Second, is the longer-term co-option of these principles as a fundamental basis from which we continue to approach the future development of AI. As Munn notes, Indigenous principles are not something that can be attached superficially to the development of AI on an ad hoc basis. Indeed, raising the idea of an Indigenous perspective on AI runs the risk that computer scientists and developers simply engage in the tokenistic application of these values without any meaningful change in how AI is approached and developed.

Instead, Munn suggests that these principles (and others like them), need to be used as a basis from which to advance the sustained fundamental reform of AI along decolonised lines – forcing IT industry, policymakers and other drivers of AI to ground their actions and ambitions around larger questions of justice, inequality, and coloniality. This implies a de-emphasis on current valorisations of technological  speed, scale, novelty and wilful disruption.
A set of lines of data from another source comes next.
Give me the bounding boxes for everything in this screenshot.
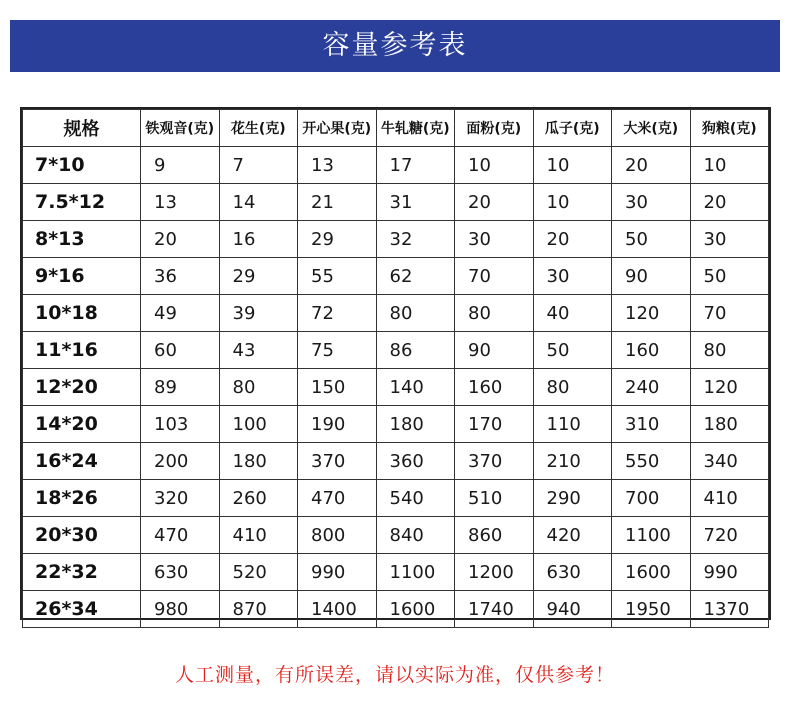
capacity-cell: 120 xyxy=(612,295,691,332)
spec-cell: 9*16 xyxy=(23,258,141,295)
table-row xyxy=(23,480,769,517)
page-title: 容量参考表 xyxy=(322,30,468,61)
capacity-cell: 470 xyxy=(141,517,220,554)
capacity-cell: 990 xyxy=(298,554,377,591)
table-row xyxy=(23,517,769,554)
spec-cell: 26*34 xyxy=(23,591,141,628)
capacity-cell: 20 xyxy=(690,184,769,221)
spec-cell: 18*26 xyxy=(23,480,141,517)
capacity-cell: 90 xyxy=(612,258,691,295)
capacity-cell: 860 xyxy=(455,517,534,554)
spec-cell: 11*16 xyxy=(23,332,141,369)
capacity-cell: 240 xyxy=(612,369,691,406)
disclaimer-note: 人工测量，有所误差，请以实际为准，仅供参考！ xyxy=(174,664,615,686)
header-tieguanyin: 铁观音(克) xyxy=(141,110,220,147)
capacity-cell: 86 xyxy=(376,332,455,369)
capacity-cell: 290 xyxy=(533,480,612,517)
capacity-cell: 1200 xyxy=(455,554,534,591)
capacity-cell: 340 xyxy=(690,443,769,480)
spec-cell: 10*18 xyxy=(23,295,141,332)
table-row xyxy=(23,147,769,184)
table-row xyxy=(23,258,769,295)
capacity-cell: 150 xyxy=(298,369,377,406)
capacity-cell: 1600 xyxy=(376,591,455,628)
capacity-cell: 50 xyxy=(533,332,612,369)
capacity-cell: 70 xyxy=(455,258,534,295)
capacity-cell: 170 xyxy=(455,406,534,443)
capacity-cell: 10 xyxy=(455,147,534,184)
capacity-cell: 80 xyxy=(376,295,455,332)
capacity-cell: 110 xyxy=(533,406,612,443)
capacity-cell: 100 xyxy=(219,406,298,443)
capacity-cell: 10 xyxy=(533,184,612,221)
capacity-cell: 30 xyxy=(533,258,612,295)
capacity-cell: 200 xyxy=(141,443,220,480)
table-row xyxy=(23,591,769,628)
capacity-cell: 10 xyxy=(533,147,612,184)
header-dogfood: 狗粮(克) xyxy=(690,110,769,147)
capacity-cell: 630 xyxy=(141,554,220,591)
capacity-cell: 550 xyxy=(612,443,691,480)
spec-cell: 22*32 xyxy=(23,554,141,591)
capacity-cell: 470 xyxy=(298,480,377,517)
capacity-cell: 370 xyxy=(298,443,377,480)
capacity-cell: 90 xyxy=(455,332,534,369)
spec-cell: 14*20 xyxy=(23,406,141,443)
capacity-cell: 60 xyxy=(141,332,220,369)
capacity-cell: 180 xyxy=(376,406,455,443)
capacity-cell: 520 xyxy=(219,554,298,591)
capacity-cell: 80 xyxy=(219,369,298,406)
capacity-cell: 14 xyxy=(219,184,298,221)
capacity-cell: 31 xyxy=(376,184,455,221)
capacity-cell: 260 xyxy=(219,480,298,517)
header-rice: 大米(克) xyxy=(612,110,691,147)
capacity-cell: 370 xyxy=(455,443,534,480)
capacity-cell: 20 xyxy=(612,147,691,184)
capacity-cell: 360 xyxy=(376,443,455,480)
capacity-cell: 320 xyxy=(141,480,220,517)
capacity-cell: 160 xyxy=(612,332,691,369)
capacity-cell: 62 xyxy=(376,258,455,295)
capacity-cell: 50 xyxy=(612,221,691,258)
header-flour: 面粉(克) xyxy=(455,110,534,147)
capacity-cell: 30 xyxy=(612,184,691,221)
capacity-cell: 190 xyxy=(298,406,377,443)
capacity-cell: 32 xyxy=(376,221,455,258)
capacity-cell: 20 xyxy=(455,184,534,221)
header-seeds: 瓜子(克) xyxy=(533,110,612,147)
capacity-cell: 180 xyxy=(219,443,298,480)
capacity-cell: 43 xyxy=(219,332,298,369)
capacity-cell: 510 xyxy=(455,480,534,517)
capacity-cell: 990 xyxy=(690,554,769,591)
capacity-cell: 210 xyxy=(533,443,612,480)
capacity-cell: 410 xyxy=(690,480,769,517)
capacity-cell: 29 xyxy=(219,258,298,295)
capacity-cell: 20 xyxy=(141,221,220,258)
capacity-cell: 72 xyxy=(298,295,377,332)
capacity-cell: 10 xyxy=(690,147,769,184)
capacity-cell: 9 xyxy=(141,147,220,184)
capacity-cell: 630 xyxy=(533,554,612,591)
capacity-cell: 13 xyxy=(141,184,220,221)
capacity-cell: 49 xyxy=(141,295,220,332)
capacity-cell: 1100 xyxy=(612,517,691,554)
capacity-cell: 1950 xyxy=(612,591,691,628)
capacity-cell: 800 xyxy=(298,517,377,554)
capacity-cell: 1600 xyxy=(612,554,691,591)
capacity-cell: 1400 xyxy=(298,591,377,628)
header-spec: 规格 xyxy=(23,110,141,147)
table-header-row xyxy=(23,110,769,147)
capacity-cell: 30 xyxy=(690,221,769,258)
capacity-cell: 36 xyxy=(141,258,220,295)
capacity-cell: 410 xyxy=(219,517,298,554)
capacity-cell: 39 xyxy=(219,295,298,332)
capacity-cell: 80 xyxy=(690,332,769,369)
capacity-cell: 940 xyxy=(533,591,612,628)
table-row xyxy=(23,332,769,369)
capacity-cell: 29 xyxy=(298,221,377,258)
capacity-cell: 1370 xyxy=(690,591,769,628)
capacity-cell: 840 xyxy=(376,517,455,554)
capacity-cell: 700 xyxy=(612,480,691,517)
title-banner xyxy=(10,20,780,72)
capacity-cell: 310 xyxy=(612,406,691,443)
capacity-cell: 1100 xyxy=(376,554,455,591)
table-row xyxy=(23,406,769,443)
capacity-cell: 1740 xyxy=(455,591,534,628)
spec-cell: 8*13 xyxy=(23,221,141,258)
table-row xyxy=(23,443,769,480)
capacity-cell: 103 xyxy=(141,406,220,443)
capacity-cell: 30 xyxy=(455,221,534,258)
spec-cell: 20*30 xyxy=(23,517,141,554)
capacity-cell: 540 xyxy=(376,480,455,517)
spec-cell: 7.5*12 xyxy=(23,184,141,221)
capacity-cell: 40 xyxy=(533,295,612,332)
capacity-cell: 55 xyxy=(298,258,377,295)
capacity-cell: 120 xyxy=(690,369,769,406)
capacity-cell: 89 xyxy=(141,369,220,406)
capacity-cell: 140 xyxy=(376,369,455,406)
capacity-table xyxy=(22,109,769,628)
header-nougat: 牛轧糖(克) xyxy=(376,110,455,147)
spec-cell: 7*10 xyxy=(23,147,141,184)
capacity-cell: 13 xyxy=(298,147,377,184)
spec-cell: 16*24 xyxy=(23,443,141,480)
capacity-cell: 720 xyxy=(690,517,769,554)
capacity-cell: 50 xyxy=(690,258,769,295)
capacity-cell: 870 xyxy=(219,591,298,628)
capacity-cell: 160 xyxy=(455,369,534,406)
table-row xyxy=(23,369,769,406)
capacity-cell: 16 xyxy=(219,221,298,258)
table-row xyxy=(23,221,769,258)
capacity-cell: 180 xyxy=(690,406,769,443)
table-row xyxy=(23,295,769,332)
capacity-table-container xyxy=(20,107,771,620)
spec-cell: 12*20 xyxy=(23,369,141,406)
capacity-cell: 75 xyxy=(298,332,377,369)
capacity-cell: 21 xyxy=(298,184,377,221)
capacity-cell: 980 xyxy=(141,591,220,628)
capacity-cell: 80 xyxy=(533,369,612,406)
capacity-cell: 17 xyxy=(376,147,455,184)
table-row xyxy=(23,554,769,591)
table-body xyxy=(23,147,769,628)
table-row xyxy=(23,184,769,221)
header-pistachio: 开心果(克) xyxy=(298,110,377,147)
capacity-cell: 7 xyxy=(219,147,298,184)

Instead, this promotes an approach to AI that is “slower, more considered, and more considerate of life in its various forms” (p.70).In short, this reminds us that other forms of AI are possible, and that guardrails for achieving a better form of AI have been in existence for thousands of years.

References

McQuillan, D.  (2022).  Resisting AI.  Policy Press

Munn, L. (2023). The five tests: designing and evaluating AI according to indigenous Māori principles.  AI & Society  https://doi.org/10.1007/s00146-023-01636-x

Williams, D. & Shipley, G. (2021). Enhancing artificial intelligence with indigenous wisdom. Open Journal of Philosophy11(01), 43-58.